Data Warehouse Approaches

Posted by Santosh Kumar Gidadmani on January 9, 2011

There are two major approaches to data warehouse design.

1. Bottom-up approach

• This approach is recommended by Kimball.

• In the bottom-up approach data marts are first created to provide reporting and analytical capabilities for specific business processes.

• Data marts contain, primarily, dimensions and facts. Facts can contain either atomic data and, if necessary, summarized data. The single data mart often models a specific business area such as Sales or Production.

• These data marts can eventually be integrated to create a comprehensive data warehouse.

• The integration of the data marts in the data warehouse is centered on the conformed dimensions.

• The actual integration of two or more data marts is then done by a process known as "Drill across". A drill-across works by grouping (summarizing) the data along the keys of the (shared) conformed dimensions of each fact participating in the "drill across" followed by a join on the keys of these grouped (summarized) facts.

• Some consider it an advantage of the Kimball method, that the data warehouse ends up being "segmented" into a number of logically self contained and consistent data marts, rather than a big and often complex centralized model.

• Business value can be returned as quickly as the first data mart is built.

2. Top-down approach

• This approach is recommended by Bill Inmon.

• Inmon is one of the leading proponents of the top-down approach to data warehouse design, in which the data warehouse is designed using a normalized enterprise data model.

• In the Inmon vision the data warehouse is at the center of the "Corporate Information Factory" (CIF), which provides a logical framework for delivering business intelligence (BI) and business management capabilities.

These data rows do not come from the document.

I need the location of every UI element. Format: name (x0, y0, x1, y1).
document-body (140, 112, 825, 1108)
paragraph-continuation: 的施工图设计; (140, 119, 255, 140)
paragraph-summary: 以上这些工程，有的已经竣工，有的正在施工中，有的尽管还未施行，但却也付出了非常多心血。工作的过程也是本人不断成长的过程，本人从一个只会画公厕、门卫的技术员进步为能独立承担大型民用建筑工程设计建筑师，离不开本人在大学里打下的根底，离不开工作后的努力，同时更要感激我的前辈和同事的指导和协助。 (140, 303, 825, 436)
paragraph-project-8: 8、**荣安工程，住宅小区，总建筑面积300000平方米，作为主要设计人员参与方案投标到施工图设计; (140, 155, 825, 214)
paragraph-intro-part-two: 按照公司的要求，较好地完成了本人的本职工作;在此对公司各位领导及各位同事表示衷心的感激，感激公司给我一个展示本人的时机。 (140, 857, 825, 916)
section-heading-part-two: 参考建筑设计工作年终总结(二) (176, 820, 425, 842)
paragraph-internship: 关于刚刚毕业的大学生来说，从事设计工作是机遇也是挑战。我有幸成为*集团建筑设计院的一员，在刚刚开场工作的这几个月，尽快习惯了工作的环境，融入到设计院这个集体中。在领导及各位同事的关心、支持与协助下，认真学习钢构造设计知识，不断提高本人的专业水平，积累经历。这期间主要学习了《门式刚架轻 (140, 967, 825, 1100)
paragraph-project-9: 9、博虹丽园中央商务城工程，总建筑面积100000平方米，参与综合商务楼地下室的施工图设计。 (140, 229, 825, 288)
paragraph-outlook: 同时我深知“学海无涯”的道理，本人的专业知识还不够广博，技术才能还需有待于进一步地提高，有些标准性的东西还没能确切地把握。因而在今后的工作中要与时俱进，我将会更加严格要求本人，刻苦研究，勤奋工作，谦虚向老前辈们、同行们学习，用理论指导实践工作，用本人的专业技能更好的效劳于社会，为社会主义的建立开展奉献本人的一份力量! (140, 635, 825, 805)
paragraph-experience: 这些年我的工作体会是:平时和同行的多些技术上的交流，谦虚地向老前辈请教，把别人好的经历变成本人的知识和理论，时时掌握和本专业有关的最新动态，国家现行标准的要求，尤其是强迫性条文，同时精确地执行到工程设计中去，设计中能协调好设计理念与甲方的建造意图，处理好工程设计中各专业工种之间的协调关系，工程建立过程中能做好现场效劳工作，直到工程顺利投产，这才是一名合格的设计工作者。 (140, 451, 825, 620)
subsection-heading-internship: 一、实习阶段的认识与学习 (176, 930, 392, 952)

• The top-down design methodology generates highly consistent dimensional views of data across data marts since all data marts are loaded from the centralized repository.

• Generating new dimensional data marts against the data stored in the data warehouse is a relatively simple task.

• The main disadvantage to the top-down methodology is that it represents a very large project with a very broad scope, cost and time.

• In addition, the top-down methodology can be inflexible and unresponsive to changing departmental needs during the implementation phases.